L’un des traits qui distingue Śrī Kṛṣṇa d’un être ordinaire tient à ce qu’un être ordinaire ne peut se trouver qu’en un seul endroit à la fois, alors que Kṛṣṇa peut être partout dans l’univers au même moment, tout en vivant en même temps dans Sa propre demeure. La demeure de Kṛṣṇa dans le monde spirituel s’appelle Goloka Vṛndāvana. La ville de Vṛndāvana que l’on trouve en Inde est ce même lieu « descendu » ou manifesté sur terre. Lorsque Kṛṣṇa en Personne descend de Son royaume, de par Sa propre puissance interne, Son dhāma, ou Sa demeure, L’accompagne. En d’autres termes, quand Kṛṣṇa vient sur terre, c’est dans la ville de Vṛndāvana en Inde qu’Il Se manifeste ; mais Sa demeure Goloka Vṛndāvana reste éternellement présente dans la sphère transcendantale, dans le monde spirituel. Dans le verset que nous avons cité, Śrī Kṛṣṇa déclare que celui qui atteint Sa demeure dans le monde spirituel, n’aura plus jamais à renaître dans le monde matériel. On désigne une telle personne du nom de mahātmā, ou grande âme. Ce nom est généralement lié en Occident à la personne de Mahatma Gandhi, mais normalement le titre de mahātmā n’est pas décerné à un politicien. On l’attribue plutôt à un homme parvenu à un très haut niveau de conscience spirituelle, et qui peut retourner dans la demeure de Kṛṣṇa, Dieu la Personne Suprême. La perfection du mahātmā consiste à utiliser la forme humaine et les ressources de la nature pour s’extraire du cycle des morts et des renaissances.

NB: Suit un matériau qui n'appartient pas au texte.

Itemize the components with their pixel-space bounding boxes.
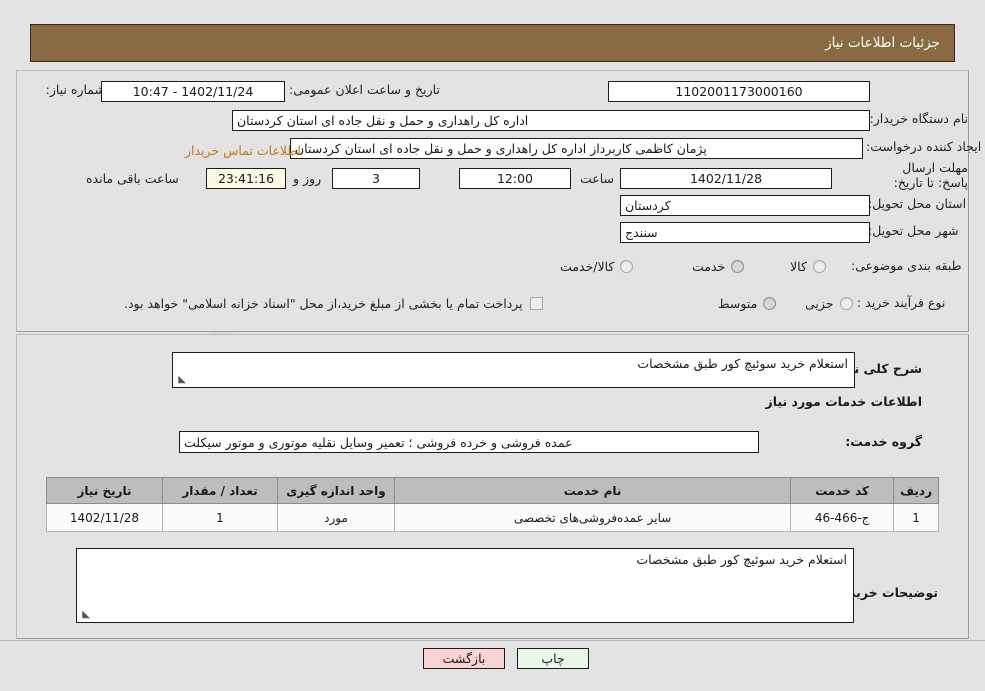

Une personne intelligente sait qu’elle ne veut pas souffrir mais comprend que toutes sortes de souffrances l’accablent néanmoins, contre son gré. Comme nous l’avons vu précédemment, nous vivons constamment dans une condition pénible, due au mental ou au corps, à la nature ou aux autres êtres vivants. Ainsi sommes-nous sans fin accablés par divers maux. L’univers matériel est un lieu de souffrance, mais, si ce n’était à cause de la souffrance, comment viendrions-nous à la conscience de Kṛṣṇa ? Les maux de ce monde sont en vérité destinés à nous stimuler et nous aider à progresser vers un autre monde, le monde spirituel, jusqu’à la conscience de Kṛṣṇa. L’homme intelligent se demande pourquoi ces maux lui sont infligés de force. Malheureusement la civilisation moderne l’incite plutôt à dire : « Laissez-moi souffrir. Laissez-moi seulement noyer ma souffrance dans quelque enivrement. » Mais dès que l’ivresse a pris fin, voilà que les problèmes reviennent. Il n’est pas possible de trouver une solution aux maux de l’existence par des euphories artificielles. La conscience de Kṛṣṇa seule apporte la solution.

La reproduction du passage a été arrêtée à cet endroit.